Whether or not God causes evil is beyond my pay grade, but I do ask why He did this to my kids or let it happen? My question above as to did God “turn aside” is an allusion to Elijah’s taunting the prophets of Baal when Baal does not respond “Maybe he has turned aside” (1 Kings 18:27) … meaning “Maybe he has gone to pee” i.e.: not paying attention. Further, you say “there is no way that our limited human mind can comprehend Him and His ways” then you agree with precisely what God tells Job when Job dares to question …
It all reminds me of a bit by one of my favorite niche comedians, the wacko Emo Phillips, when he is talking to a bizarre looking fellow, he says …
Feh. We will never know why we are where we are, or at least not now.
I thought this was not a religious blog?
Anyhow, I’m an atheist. I do not believe in God, though I respect that others do.
As to the story, how arrogant can you be to turn down ANY help when you’re, literally, drowning? It is a life or death situation. Even if someone else promised to come and get you, I would still get the first helping hand that comes by, if the other person would be upset that you took someone else’s help first I don’t think (s)he would be a very good friend to begin with. Even if that person would be God.

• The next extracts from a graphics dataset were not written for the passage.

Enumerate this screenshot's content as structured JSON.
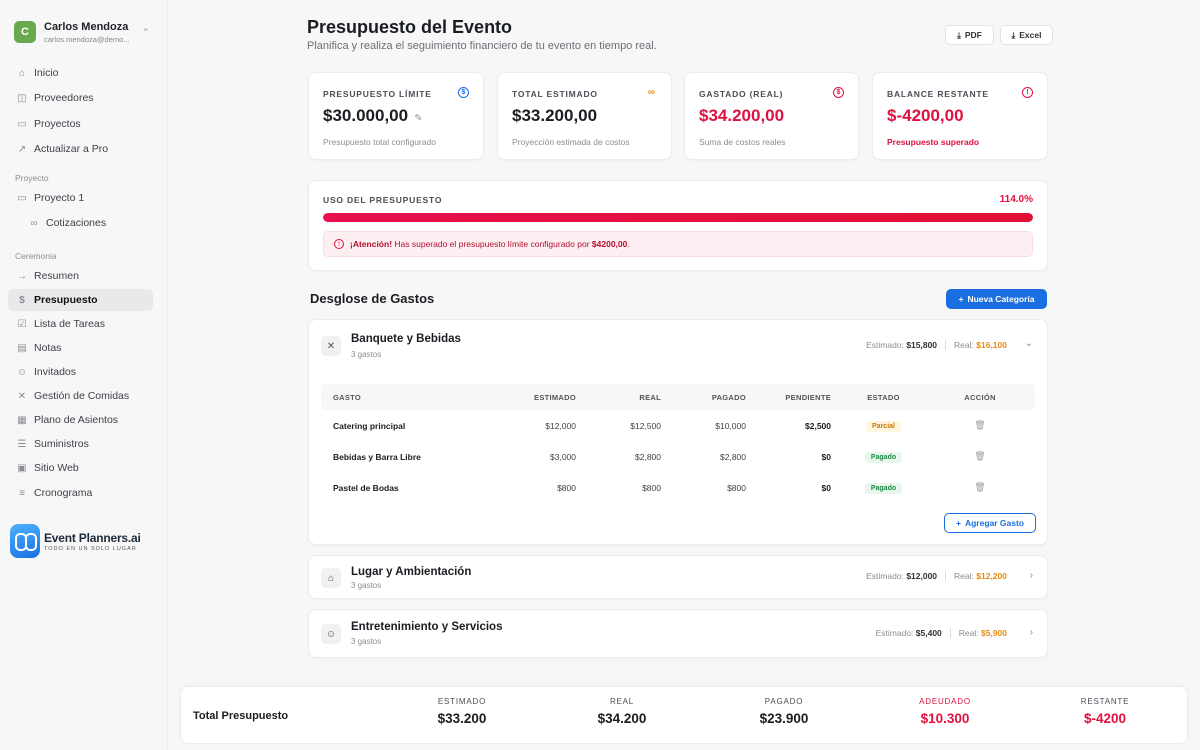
{
  "user": {
    "initial": "C",
    "name": "Carlos Mendoza",
    "email": "carlos.mendoza@demo..."
  },
  "nav": {
    "main": [
      {
        "label": "Inicio",
        "icon": "home-icon"
      },
      {
        "label": "Proveedores",
        "icon": "box-icon"
      },
      {
        "label": "Proyectos",
        "icon": "folders-icon"
      },
      {
        "label": "Actualizar a Pro",
        "icon": "rocket-icon"
      }
    ],
    "project_section": "Proyecto",
    "project": [
      {
        "label": "Proyecto 1",
        "icon": "folder-icon"
      },
      {
        "label": "Cotizaciones",
        "icon": "link-icon"
      }
    ],
    "ceremony_section": "Ceremonia",
    "ceremony": [
      {
        "label": "Resumen",
        "icon": "arrow-icon"
      },
      {
        "label": "Presupuesto",
        "icon": "dollar-icon"
      },
      {
        "label": "Lista de Tareas",
        "icon": "checkbox-icon"
      },
      {
        "label": "Notas",
        "icon": "note-icon"
      },
      {
        "label": "Invitados",
        "icon": "user-icon"
      },
      {
        "label": "Gestión de Comidas",
        "icon": "utensils-icon"
      },
      {
        "label": "Plano de Asientos",
        "icon": "grid-icon"
      },
      {
        "label": "Suministros",
        "icon": "list-icon"
      },
      {
        "label": "Sitio Web",
        "icon": "browser-icon"
      },
      {
        "label": "Cronograma",
        "icon": "timeline-icon"
      }
    ]
  },
  "brand": {
    "name": "Event Planners.ai",
    "tagline": "TODO EN UN SOLO LUGAR"
  },
  "header": {
    "title": "Presupuesto del Evento",
    "subtitle": "Planifica y realiza el seguimiento financiero de tu evento en tiempo real.",
    "pdf_label": "PDF",
    "excel_label": "Excel"
  },
  "stats": [
    {
      "label": "PRESUPUESTO LÍMITE",
      "value": "$30.000,00",
      "note": "Presupuesto total configurado",
      "icon_color": "#1a6fe0"
    },
    {
      "label": "TOTAL ESTIMADO",
      "value": "$33.200,00",
      "note": "Proyección estimada de costos",
      "icon_color": "#e98a15"
    },
    {
      "label": "GASTADO (REAL)",
      "value": "$34.200,00",
      "note": "Suma de costos reales",
      "icon_color": "#e0103f"
    },
    {
      "label": "BALANCE RESTANTE",
      "value": "$-4200,00",
      "note": "Presupuesto superado",
      "icon_color": "#e0103f"
    }
  ],
  "usage": {
    "label": "USO DEL PRESUPUESTO",
    "percent_text": "114.0%",
    "fill_fraction": 1.0,
    "alert_strong": "¡Atención!",
    "alert_text": " Has superado el presupuesto límite configurado por ",
    "alert_amount": "$4200,00",
    "alert_end": "."
  },
  "breakdown": {
    "title": "Desglose de Gastos",
    "new_category_label": "Nueva Categoría",
    "estimated_prefix": "Estimado:",
    "real_prefix": "Real:",
    "columns": [
      "GASTO",
      "ESTIMADO",
      "REAL",
      "PAGADO",
      "PENDIENTE",
      "ESTADO",
      "ACCIÓN"
    ],
    "add_expense_label": "Agregar Gasto",
    "categories": [
      {
        "name": "Banquete y Bebidas",
        "count": "3 gastos",
        "estimated": "$15,800",
        "real": "$16,100",
        "rows": [
          {
            "name": "Catering principal",
            "estimated": "$12,000",
            "real": "$12,500",
            "paid": "$10,000",
            "pending": "$2,500",
            "state": "Parcial"
          },
          {
            "name": "Bebidas y Barra Libre",
            "estimated": "$3,000",
            "real": "$2,800",
            "paid": "$2,800",
            "pending": "$0",
            "state": "Pagado"
          },
          {
            "name": "Pastel de Bodas",
            "estimated": "$800",
            "real": "$800",
            "paid": "$800",
            "pending": "$0",
            "state": "Pagado"
          }
        ]
      },
      {
        "name": "Lugar y Ambientación",
        "count": "3 gastos",
        "estimated": "$12,000",
        "real": "$12,200"
      },
      {
        "name": "Entretenimiento y Servicios",
        "count": "3 gastos",
        "estimated": "$5,400",
        "real": "$5,900"
      }
    ]
  },
  "footer": {
    "title": "Total Presupuesto",
    "columns": [
      {
        "label": "ESTIMADO",
        "value": "$33.200"
      },
      {
        "label": "REAL",
        "value": "$34.200"
      },
      {
        "label": "PAGADO",
        "value": "$23.900"
      },
      {
        "label": "ADEUDADO",
        "value": "$10.300"
      },
      {
        "label": "RESTANTE",
        "value": "$-4200"
      }
    ]
  }
}
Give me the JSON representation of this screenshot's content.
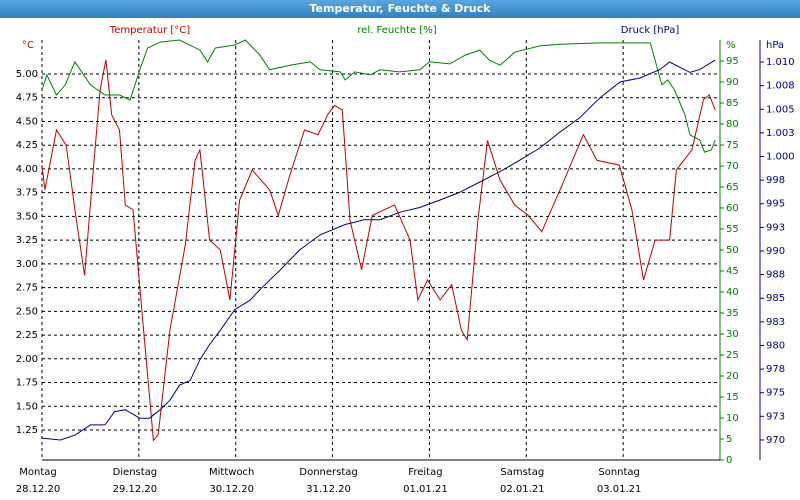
{
  "chart_data": {
    "type": "line",
    "title": "Temperatur, Feuchte & Druck",
    "xlim": [
      0,
      7
    ],
    "xticks": [
      0,
      1,
      2,
      3,
      4,
      5,
      6
    ],
    "xtick_weekdays": [
      "Montag",
      "Dienstag",
      "Mittwoch",
      "Donnerstag",
      "Freitag",
      "Samstag",
      "Sonntag"
    ],
    "xtick_dates": [
      "28.12.20",
      "29.12.20",
      "30.12.20",
      "31.12.20",
      "01.01.21",
      "02.01.21",
      "03.01.21"
    ],
    "grid": true,
    "ylabel": "°C",
    "ylim": [
      0.934,
      5.358
    ],
    "yticks": [
      1.25,
      {
        "value": 1.5,
        "label": "1.50"
      },
      1.75,
      {
        "value": 2.0,
        "label": "2.00"
      },
      2.25,
      {
        "value": 2.5,
        "label": "2.50"
      },
      2.75,
      {
        "value": 3.0,
        "label": "3.00"
      },
      3.25,
      {
        "value": 3.5,
        "label": "3.50"
      },
      3.75,
      {
        "value": 4.0,
        "label": "4.00"
      },
      4.25,
      {
        "value": 4.5,
        "label": "4.50"
      },
      4.75,
      {
        "value": 5.0,
        "label": "5.00"
      }
    ],
    "y2label": "%",
    "y2lim": [
      0,
      100
    ],
    "y2ticks": [
      0,
      5,
      10,
      15,
      20,
      25,
      30,
      35,
      40,
      45,
      50,
      55,
      60,
      65,
      70,
      75,
      80,
      85,
      90,
      95
    ],
    "y3label": "hPa",
    "y3lim": [
      967.88,
      1012.33
    ],
    "y3ticks": [
      970,
      {
        "value": 972.5,
        "label": "973"
      },
      975,
      {
        "value": 977.5,
        "label": "978"
      },
      980,
      {
        "value": 982.5,
        "label": "983"
      },
      985,
      {
        "value": 987.5,
        "label": "988"
      },
      990,
      {
        "value": 992.5,
        "label": "993"
      },
      995,
      {
        "value": 997.5,
        "label": "998"
      },
      {
        "value": 1000,
        "label": "1.000"
      },
      {
        "value": 1002.5,
        "label": "1.003"
      },
      {
        "value": 1005,
        "label": "1.005"
      },
      {
        "value": 1007.5,
        "label": "1.008"
      },
      {
        "value": 1010,
        "label": "1.010"
      }
    ],
    "series": [
      {
        "name": "Temperatur [°C]",
        "color": "#c00000",
        "axis": "y",
        "x": [
          0,
          0.03,
          0.15,
          0.25,
          0.34,
          0.44,
          0.52,
          0.6,
          0.66,
          0.72,
          0.8,
          0.86,
          0.94,
          1.04,
          1.15,
          1.2,
          1.32,
          1.48,
          1.58,
          1.63,
          1.73,
          1.84,
          1.94,
          2.04,
          2.17,
          2.35,
          2.44,
          2.56,
          2.71,
          2.85,
          2.95,
          3.02,
          3.1,
          3.18,
          3.3,
          3.41,
          3.64,
          3.8,
          3.88,
          3.98,
          4.11,
          4.23,
          4.33,
          4.39,
          4.5,
          4.6,
          4.73,
          4.88,
          5.02,
          5.16,
          5.37,
          5.59,
          5.73,
          5.96,
          6.09,
          6.21,
          6.33,
          6.48,
          6.55,
          6.71,
          6.83,
          6.89,
          6.95
        ],
        "values": [
          4.04,
          3.78,
          4.41,
          4.25,
          3.57,
          2.88,
          3.88,
          4.83,
          5.15,
          4.57,
          4.41,
          3.62,
          3.57,
          2.41,
          1.14,
          1.2,
          2.3,
          3.2,
          4.09,
          4.2,
          3.25,
          3.15,
          2.62,
          3.67,
          3.99,
          3.78,
          3.51,
          3.94,
          4.41,
          4.36,
          4.57,
          4.67,
          4.62,
          3.46,
          2.94,
          3.51,
          3.62,
          3.25,
          2.62,
          2.83,
          2.62,
          2.78,
          2.3,
          2.2,
          3.46,
          4.3,
          3.88,
          3.62,
          3.51,
          3.34,
          3.83,
          4.36,
          4.09,
          4.04,
          3.57,
          2.83,
          3.25,
          3.25,
          3.99,
          4.2,
          4.73,
          4.78,
          4.62
        ]
      },
      {
        "name": "rel. Feuchte [%]",
        "color": "#008000",
        "axis": "y2",
        "x": [
          0,
          0.05,
          0.15,
          0.24,
          0.34,
          0.5,
          0.65,
          0.8,
          0.91,
          1.01,
          1.09,
          1.22,
          1.42,
          1.63,
          1.71,
          1.79,
          1.99,
          2.1,
          2.25,
          2.35,
          2.56,
          2.77,
          2.87,
          3.08,
          3.13,
          3.23,
          3.39,
          3.49,
          3.69,
          3.9,
          4.0,
          4.21,
          4.37,
          4.52,
          4.62,
          4.73,
          4.88,
          5.14,
          5.35,
          5.76,
          6.28,
          6.33,
          6.4,
          6.46,
          6.53,
          6.64,
          6.69,
          6.79,
          6.84,
          6.91,
          6.95
        ],
        "values": [
          88.1,
          91.7,
          86.9,
          89.3,
          94.8,
          89.3,
          86.9,
          86.9,
          85.7,
          92.9,
          98.1,
          99.5,
          100,
          97.6,
          94.8,
          98.1,
          98.8,
          100,
          96.4,
          92.9,
          94.0,
          94.8,
          92.9,
          92.4,
          90.5,
          92.4,
          91.7,
          92.9,
          92.4,
          92.9,
          94.8,
          94.3,
          96.4,
          97.6,
          95.2,
          94.0,
          97.1,
          98.6,
          99.0,
          99.3,
          99.3,
          95.2,
          89.3,
          90.5,
          88.1,
          82.1,
          77.4,
          76.2,
          73.3,
          73.8,
          76.2
        ]
      },
      {
        "name": "Druck [hPa]",
        "color": "#00008b",
        "axis": "y3",
        "x": [
          0,
          0.19,
          0.34,
          0.5,
          0.65,
          0.75,
          0.86,
          1.01,
          1.11,
          1.22,
          1.32,
          1.42,
          1.53,
          1.63,
          1.73,
          1.84,
          1.99,
          2.15,
          2.25,
          2.46,
          2.66,
          2.87,
          3.13,
          3.33,
          3.49,
          3.69,
          3.9,
          4.11,
          4.31,
          4.52,
          4.73,
          4.93,
          5.14,
          5.35,
          5.55,
          5.76,
          5.97,
          6.17,
          6.38,
          6.48,
          6.69,
          6.79,
          6.95
        ],
        "values": [
          970.2,
          970.0,
          970.5,
          971.6,
          971.6,
          973.0,
          973.2,
          972.3,
          972.3,
          973.2,
          974.2,
          975.8,
          976.3,
          978.5,
          980.1,
          981.6,
          983.8,
          984.8,
          985.9,
          988.0,
          990.1,
          991.7,
          992.8,
          993.3,
          993.3,
          994.1,
          994.6,
          995.4,
          996.2,
          997.3,
          998.4,
          999.6,
          1000.9,
          1002.6,
          1004.1,
          1006.2,
          1007.9,
          1008.3,
          1009.2,
          1010.0,
          1008.9,
          1009.2,
          1010.2
        ]
      }
    ]
  }
}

Now in a non-life and death situation you can afford to pick and choose the help that fits you best. You can take the time to gather the information you need and make a well-informed decision.
So why was he in that situation to begin with? Well shit happens. A butterfly flaps his wings in the Sahara and next you know some guy is drowning on the other side of the world. I don’t believe in God, so for me there’s no one to blame, things are the way they are. For better or worse.
my mom pointed me towards this article. I think you’ll find it an interesting read, Single Dad.
Downside is: it’s in Dutch, so you’re gonna have to pull it through a translator.
What the article comes down to is: If God doesn’t exist life is absurd and horrible. If God does exist life is absurd and horrible as well, because he doesn’t do anything against suffering.